The problem is especially severe in the case of the growing migrant population and results in higher rates of infant mortality, obesity, diabetes prevalence, coronary heart diseases, stroke and others. Increasing problems also emerge in case of geriatric care with the aging of migrant population.
The reasons for the existing under-supply of healthcare are often seen in language barriers, a lack of knowledge about the healthcare system, or lower social and educational status. However, additional and even more relevant reasons occur due to a lack of understanding of individual preferences and values that are based on different lifestyles, milieus, settings, heritage or religious backgrounds.
Approaches to individualised healthcare, based on patients’ cultural differences, are now analysed and integrated into education systems for nurses in a European project within the Leonardo programme; this recently had its kick off meeting in Edirne, Turkey. The project team includes members from Germany, Poland, Romania and Turkey and it develops modules for education in cultural-sensitive care in different levels of the European Qualification framework.
The basis for the design of individualised healthcare is a model of the daily physical and psychological needs of individuals under consideration of cultural differences. It combines requirements from the individual and the professional perspective with psychological and physiological needs as dimensions of the appropriateness of healthcare. Especially the dimension of individualisation needs much more emphasis since the demand for and the utilisation of healthcare as well as patients compliance to therapy is to a considerable extent determined by complex systems of socialisation of the patients.
Individualisation of healthcare services is not in contrast but complementary to professionalisation and standardisation. Professional standards should include the differences and preferences of patients.
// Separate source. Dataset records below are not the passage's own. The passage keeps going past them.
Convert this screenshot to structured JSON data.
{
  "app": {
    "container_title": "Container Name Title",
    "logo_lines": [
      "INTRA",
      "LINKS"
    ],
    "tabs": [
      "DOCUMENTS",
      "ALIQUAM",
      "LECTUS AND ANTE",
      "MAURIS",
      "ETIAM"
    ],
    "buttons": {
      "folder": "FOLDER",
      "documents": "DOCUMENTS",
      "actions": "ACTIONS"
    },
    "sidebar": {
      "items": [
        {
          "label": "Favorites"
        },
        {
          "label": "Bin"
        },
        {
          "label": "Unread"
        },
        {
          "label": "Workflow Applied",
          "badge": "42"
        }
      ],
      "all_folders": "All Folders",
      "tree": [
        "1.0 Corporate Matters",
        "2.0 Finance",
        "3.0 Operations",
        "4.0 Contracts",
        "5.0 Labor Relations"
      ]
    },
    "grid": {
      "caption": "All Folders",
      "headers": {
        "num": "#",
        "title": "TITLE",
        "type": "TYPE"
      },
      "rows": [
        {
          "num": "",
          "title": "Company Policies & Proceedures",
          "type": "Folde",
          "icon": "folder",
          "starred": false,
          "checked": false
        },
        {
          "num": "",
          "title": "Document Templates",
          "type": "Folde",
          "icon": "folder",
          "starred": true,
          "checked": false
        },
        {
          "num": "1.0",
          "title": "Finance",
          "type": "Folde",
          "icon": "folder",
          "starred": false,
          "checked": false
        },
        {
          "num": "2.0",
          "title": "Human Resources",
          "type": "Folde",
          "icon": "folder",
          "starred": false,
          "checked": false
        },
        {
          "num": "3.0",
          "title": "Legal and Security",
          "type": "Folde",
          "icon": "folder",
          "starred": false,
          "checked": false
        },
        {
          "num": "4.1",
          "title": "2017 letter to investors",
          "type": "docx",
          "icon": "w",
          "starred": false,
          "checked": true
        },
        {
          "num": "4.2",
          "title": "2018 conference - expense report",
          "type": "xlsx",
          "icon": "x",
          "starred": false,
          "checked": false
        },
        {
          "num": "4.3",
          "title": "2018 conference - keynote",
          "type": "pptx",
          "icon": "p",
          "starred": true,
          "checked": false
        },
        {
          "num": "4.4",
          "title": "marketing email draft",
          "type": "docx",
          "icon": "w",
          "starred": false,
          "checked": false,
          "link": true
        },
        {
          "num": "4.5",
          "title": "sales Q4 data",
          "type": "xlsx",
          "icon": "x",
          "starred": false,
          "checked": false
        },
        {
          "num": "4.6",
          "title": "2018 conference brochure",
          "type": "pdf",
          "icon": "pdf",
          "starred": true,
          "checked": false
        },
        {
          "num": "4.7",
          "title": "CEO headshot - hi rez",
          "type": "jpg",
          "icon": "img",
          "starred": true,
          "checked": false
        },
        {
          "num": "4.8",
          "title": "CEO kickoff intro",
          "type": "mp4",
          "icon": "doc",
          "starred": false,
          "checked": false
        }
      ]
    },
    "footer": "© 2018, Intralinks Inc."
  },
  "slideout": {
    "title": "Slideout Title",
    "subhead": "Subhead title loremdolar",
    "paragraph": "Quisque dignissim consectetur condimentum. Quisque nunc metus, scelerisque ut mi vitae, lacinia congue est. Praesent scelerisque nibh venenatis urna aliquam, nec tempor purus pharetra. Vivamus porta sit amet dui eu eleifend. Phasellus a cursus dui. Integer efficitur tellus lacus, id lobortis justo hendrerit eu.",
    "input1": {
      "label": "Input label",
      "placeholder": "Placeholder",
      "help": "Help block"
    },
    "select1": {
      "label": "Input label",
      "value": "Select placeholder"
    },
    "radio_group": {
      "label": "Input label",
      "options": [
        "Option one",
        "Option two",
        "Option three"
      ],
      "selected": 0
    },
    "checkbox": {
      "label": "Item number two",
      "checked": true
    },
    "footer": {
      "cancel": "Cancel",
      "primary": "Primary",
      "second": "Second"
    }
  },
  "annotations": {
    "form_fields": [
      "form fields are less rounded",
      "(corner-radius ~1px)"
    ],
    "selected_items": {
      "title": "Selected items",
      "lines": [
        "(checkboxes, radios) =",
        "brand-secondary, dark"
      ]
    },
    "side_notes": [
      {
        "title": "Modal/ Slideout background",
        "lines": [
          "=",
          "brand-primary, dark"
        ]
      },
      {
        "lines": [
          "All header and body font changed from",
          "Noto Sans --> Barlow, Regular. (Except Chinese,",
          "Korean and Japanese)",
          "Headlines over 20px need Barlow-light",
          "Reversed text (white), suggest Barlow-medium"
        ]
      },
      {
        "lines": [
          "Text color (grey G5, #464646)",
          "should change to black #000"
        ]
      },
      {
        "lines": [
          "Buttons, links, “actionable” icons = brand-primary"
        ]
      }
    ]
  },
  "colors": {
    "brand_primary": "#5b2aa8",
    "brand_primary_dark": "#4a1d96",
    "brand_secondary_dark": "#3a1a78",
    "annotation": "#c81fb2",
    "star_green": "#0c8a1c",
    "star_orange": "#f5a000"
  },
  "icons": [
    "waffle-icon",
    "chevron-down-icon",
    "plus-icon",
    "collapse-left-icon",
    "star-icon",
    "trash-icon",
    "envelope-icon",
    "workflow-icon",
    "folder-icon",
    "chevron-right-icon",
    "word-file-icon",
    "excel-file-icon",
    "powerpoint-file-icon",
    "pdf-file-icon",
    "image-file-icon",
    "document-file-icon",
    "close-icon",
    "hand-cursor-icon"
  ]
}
Due to different socialisations of patients concerning lifestyles, milieus and institutional settings, professional standards of healthcare can not only rely on scientifically based medical rationales but must also develop and incorporate science-based social and cultural rationales and attitudes in order to provide an appropriate customised healthcare.
Instruments to achieve these objectives are communicative and reflective planning, and implementation processes of healthcare services that should be integrated into education and further training. To achieve this task the Leonardo project develops education modules based on cultural-sensitive healthcare processes that reflect the different preferences of patients. These modules are aligned with the different levels of the European qualification framework. The levels range from basic knowledge, skills and competencies to the highest expertise and excellence. The different levels are made comparable by credit point systems, according to the ECVET (vocational training) and ECTS (academic education) system.
This concept was first applied in the education of formerly unemployed youth with a Turkish migration background, in a pilot project in Gelsenkirchen, Germany. The evaluation of the project showed that a consequent orientation towards the elementary preferences of the patients, combined with professional standards of geriatric care and the systematic consideration of psychological and physiological dimensions, not only increased the acceptance and compliance by the patients, but also increased the satisfaction of involved healthcare professionals as well as the performance and effectiveness of participating healthcare institutions. The essential difference of the approach to other healthcare concepts has been the systematic consideration and acceptance of different preferences and values of patients in education and health services. The tension between science-based professional standards of healthcare and also the science-based analysis of differences in preferences of the target group cannot be resolved in favour of one side or the other; it has to be systematically integrated into healthcare processes.
This approach is not only favourable for the migrant population but also for native patients and healthcare institutions. The differences in social and cultural preferences are not only based on heritage; they result from a complex socialisation of patients as well as healthcare professionals. Institutionally, the integration of differences of elementary preferences into healthcare processes reduces conflicts and frictions and increases staff and customer satisfaction. This also improves the profitability of the healthcare institutions.
In general, this approach is transferable to all levels of healthcare, beginning with prevention programmes, acute care, rehabilitation and geriatric care. It reflects the constitutional principles of personal services, where the provider and customers must cooperate and match the professional standards of the provider, and the individual expectations and preferences of the customer. Therefore, the individualisation of planning and implementation of healthcare processes based on social and cultural differences of preferences and values is an essential element for the effectiveness of healthcare.